It’s a fairly common, and perhaps trendy, habit for some people to bash large, big-box, retail stores. We currently have an ongoing example of this in Houston right now. The general complaint is that these companies are simply tools of mass distribution, over consumption, and real life examples of buying habits gone haywire. Quite frankly, there is, arguably, a lot of truth in those criticisms.
What many people may not realize though, is that their “local”, large, we-got-it-all grocery store is a very similar shopping experience, constructed in similar fashion, and operated the same way.
Think about it, for the weekly or monthly supply of consumables, the grocery store is where most people run. Food, cleaning supplies, household product, toiletries, the pharmacy… Grocery Inc. has it all and can be that convenient one stop shop.

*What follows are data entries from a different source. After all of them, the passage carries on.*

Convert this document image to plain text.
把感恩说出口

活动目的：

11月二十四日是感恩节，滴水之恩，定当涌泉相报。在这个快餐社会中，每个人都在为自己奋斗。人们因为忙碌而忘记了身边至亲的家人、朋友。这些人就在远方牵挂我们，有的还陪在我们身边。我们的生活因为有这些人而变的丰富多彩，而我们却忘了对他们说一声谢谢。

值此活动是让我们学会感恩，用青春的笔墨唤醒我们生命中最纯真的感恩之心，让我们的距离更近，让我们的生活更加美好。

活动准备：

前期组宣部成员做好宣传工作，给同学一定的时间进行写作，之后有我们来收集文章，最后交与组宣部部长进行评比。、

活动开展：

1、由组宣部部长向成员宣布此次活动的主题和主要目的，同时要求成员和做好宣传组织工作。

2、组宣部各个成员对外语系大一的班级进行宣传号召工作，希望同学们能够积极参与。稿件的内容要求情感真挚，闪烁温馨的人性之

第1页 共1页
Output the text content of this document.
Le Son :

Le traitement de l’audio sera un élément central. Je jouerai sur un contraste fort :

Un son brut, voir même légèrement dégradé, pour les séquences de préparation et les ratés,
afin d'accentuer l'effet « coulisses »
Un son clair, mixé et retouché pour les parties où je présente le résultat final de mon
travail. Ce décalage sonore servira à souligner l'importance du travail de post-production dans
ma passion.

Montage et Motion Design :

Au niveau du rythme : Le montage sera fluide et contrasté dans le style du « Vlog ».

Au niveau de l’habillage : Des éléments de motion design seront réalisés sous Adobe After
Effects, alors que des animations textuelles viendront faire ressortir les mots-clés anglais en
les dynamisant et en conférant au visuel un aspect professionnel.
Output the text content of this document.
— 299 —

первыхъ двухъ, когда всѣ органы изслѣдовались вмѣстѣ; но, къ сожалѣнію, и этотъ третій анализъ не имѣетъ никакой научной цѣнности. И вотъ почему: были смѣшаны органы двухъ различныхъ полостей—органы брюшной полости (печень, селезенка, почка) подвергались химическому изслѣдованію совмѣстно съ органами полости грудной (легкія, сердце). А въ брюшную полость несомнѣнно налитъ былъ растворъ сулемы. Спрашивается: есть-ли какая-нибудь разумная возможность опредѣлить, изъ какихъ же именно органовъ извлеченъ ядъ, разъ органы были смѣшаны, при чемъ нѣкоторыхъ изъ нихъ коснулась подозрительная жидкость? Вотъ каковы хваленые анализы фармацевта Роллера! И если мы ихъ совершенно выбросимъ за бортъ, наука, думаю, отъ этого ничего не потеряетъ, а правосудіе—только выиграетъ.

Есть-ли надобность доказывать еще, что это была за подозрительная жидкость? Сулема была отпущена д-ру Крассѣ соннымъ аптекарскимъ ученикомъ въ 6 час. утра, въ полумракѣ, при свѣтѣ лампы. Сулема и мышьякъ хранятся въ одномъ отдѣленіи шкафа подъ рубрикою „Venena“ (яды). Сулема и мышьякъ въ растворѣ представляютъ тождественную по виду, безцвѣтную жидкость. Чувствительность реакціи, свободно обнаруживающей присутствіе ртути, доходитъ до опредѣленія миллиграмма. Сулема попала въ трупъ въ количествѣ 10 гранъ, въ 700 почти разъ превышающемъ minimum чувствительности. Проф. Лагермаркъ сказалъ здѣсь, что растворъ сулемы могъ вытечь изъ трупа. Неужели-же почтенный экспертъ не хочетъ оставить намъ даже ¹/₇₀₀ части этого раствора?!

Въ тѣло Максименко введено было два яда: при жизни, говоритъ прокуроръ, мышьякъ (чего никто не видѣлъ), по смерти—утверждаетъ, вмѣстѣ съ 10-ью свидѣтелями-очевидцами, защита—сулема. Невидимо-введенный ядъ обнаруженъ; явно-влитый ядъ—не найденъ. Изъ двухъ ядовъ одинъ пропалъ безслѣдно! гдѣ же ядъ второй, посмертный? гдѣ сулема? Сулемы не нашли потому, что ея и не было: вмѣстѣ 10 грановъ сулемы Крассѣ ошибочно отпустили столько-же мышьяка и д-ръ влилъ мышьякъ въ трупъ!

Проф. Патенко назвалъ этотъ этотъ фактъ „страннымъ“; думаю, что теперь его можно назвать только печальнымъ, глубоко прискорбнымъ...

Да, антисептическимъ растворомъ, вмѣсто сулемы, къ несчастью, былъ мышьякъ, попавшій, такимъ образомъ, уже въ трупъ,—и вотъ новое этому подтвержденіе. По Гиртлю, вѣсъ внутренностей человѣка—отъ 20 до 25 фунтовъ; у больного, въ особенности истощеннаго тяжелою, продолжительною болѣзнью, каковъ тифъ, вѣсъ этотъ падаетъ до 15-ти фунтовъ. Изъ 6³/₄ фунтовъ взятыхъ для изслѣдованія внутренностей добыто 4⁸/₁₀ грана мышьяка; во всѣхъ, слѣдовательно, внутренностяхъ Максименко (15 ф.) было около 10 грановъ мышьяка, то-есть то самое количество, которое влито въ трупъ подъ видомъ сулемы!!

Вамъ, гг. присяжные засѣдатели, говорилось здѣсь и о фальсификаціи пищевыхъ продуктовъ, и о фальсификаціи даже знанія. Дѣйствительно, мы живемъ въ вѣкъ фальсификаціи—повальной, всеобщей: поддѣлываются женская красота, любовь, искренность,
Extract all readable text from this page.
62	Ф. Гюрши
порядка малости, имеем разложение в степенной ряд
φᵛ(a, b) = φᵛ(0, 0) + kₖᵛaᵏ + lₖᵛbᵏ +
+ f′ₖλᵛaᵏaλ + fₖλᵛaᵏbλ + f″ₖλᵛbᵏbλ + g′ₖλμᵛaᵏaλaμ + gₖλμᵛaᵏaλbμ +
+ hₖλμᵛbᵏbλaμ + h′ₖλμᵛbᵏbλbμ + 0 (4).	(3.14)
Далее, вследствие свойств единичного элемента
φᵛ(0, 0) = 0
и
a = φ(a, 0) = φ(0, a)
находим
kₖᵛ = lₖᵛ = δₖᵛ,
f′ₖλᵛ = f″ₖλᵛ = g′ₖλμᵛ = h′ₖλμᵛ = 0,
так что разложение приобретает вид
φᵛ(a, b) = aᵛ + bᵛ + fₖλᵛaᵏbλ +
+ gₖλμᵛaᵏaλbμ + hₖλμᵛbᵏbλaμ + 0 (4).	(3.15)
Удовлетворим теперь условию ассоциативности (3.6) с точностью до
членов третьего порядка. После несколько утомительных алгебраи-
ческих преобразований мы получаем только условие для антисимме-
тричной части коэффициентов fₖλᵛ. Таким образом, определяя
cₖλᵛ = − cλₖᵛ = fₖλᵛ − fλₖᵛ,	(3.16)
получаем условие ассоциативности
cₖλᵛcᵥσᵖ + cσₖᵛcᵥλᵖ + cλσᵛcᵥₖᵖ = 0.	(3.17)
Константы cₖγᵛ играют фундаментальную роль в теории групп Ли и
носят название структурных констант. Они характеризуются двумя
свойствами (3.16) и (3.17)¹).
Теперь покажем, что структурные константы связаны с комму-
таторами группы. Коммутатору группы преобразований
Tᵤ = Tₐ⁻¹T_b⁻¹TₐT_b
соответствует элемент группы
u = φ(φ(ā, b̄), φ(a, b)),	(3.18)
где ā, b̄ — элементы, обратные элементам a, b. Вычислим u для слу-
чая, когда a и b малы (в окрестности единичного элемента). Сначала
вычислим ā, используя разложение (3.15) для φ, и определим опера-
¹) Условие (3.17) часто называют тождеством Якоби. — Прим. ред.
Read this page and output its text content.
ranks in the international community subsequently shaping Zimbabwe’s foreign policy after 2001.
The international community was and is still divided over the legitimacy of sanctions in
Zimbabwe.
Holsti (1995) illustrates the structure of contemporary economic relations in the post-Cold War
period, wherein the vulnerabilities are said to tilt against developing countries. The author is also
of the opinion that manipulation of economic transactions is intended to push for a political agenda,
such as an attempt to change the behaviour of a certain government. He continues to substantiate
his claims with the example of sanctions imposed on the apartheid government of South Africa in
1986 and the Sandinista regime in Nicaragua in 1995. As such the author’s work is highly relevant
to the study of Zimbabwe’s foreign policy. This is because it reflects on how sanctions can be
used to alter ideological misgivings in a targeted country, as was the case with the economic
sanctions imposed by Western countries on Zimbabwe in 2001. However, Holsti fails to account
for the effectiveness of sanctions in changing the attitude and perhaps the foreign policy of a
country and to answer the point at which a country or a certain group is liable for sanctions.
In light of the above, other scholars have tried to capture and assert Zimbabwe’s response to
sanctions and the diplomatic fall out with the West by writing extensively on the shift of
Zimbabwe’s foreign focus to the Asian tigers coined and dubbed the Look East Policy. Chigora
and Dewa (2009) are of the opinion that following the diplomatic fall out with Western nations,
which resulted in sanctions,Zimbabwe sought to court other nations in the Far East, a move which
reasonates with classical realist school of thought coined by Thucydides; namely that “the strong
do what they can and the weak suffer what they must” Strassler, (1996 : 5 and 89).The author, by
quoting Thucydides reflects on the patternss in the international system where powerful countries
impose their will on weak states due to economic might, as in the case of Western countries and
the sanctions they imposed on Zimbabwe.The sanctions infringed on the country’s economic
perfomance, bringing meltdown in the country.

But, does it really provide the best options? Jennie Wilson, consultant, researcher, and author of the blog, “Simple Food Remedies,” says no. I recently saw this video in which she breaks down the concept of the large, corporate, production-heavy-presentation grocery store and makes the assertion that they are simply part of the processed, no-nutrient food problem-
It’s hard to argue with what she says. A walk down the aisles of most grocery stores will present you with mountains of processed food, all beautifully displayed in nice packaging designed to stimulate your visual senses in many different ways. However, what they lack is a focus, that extends beyond surface buzzwords, of the foods nutritional value. And, certainly, most also lack the actual nutritional value itself.
The produce section usually has the least adulterated food, but even then if the options aren’t organic or locally grown, they are less than ideal.
The solution to the problem is simple, buy and consume real, whole, organic food. Find local farmers who are producing food, naturally, right in your area, and support them. The website www.LocalHarvest.org lists farmers market locations across the country. This can be very helpful, not only to find the market closest to you, but also while traveling. Seize the opportunity to visit a local farmer’s market on your away-from-home vacation, it can be a real treat to experience locally grown food away from your locale.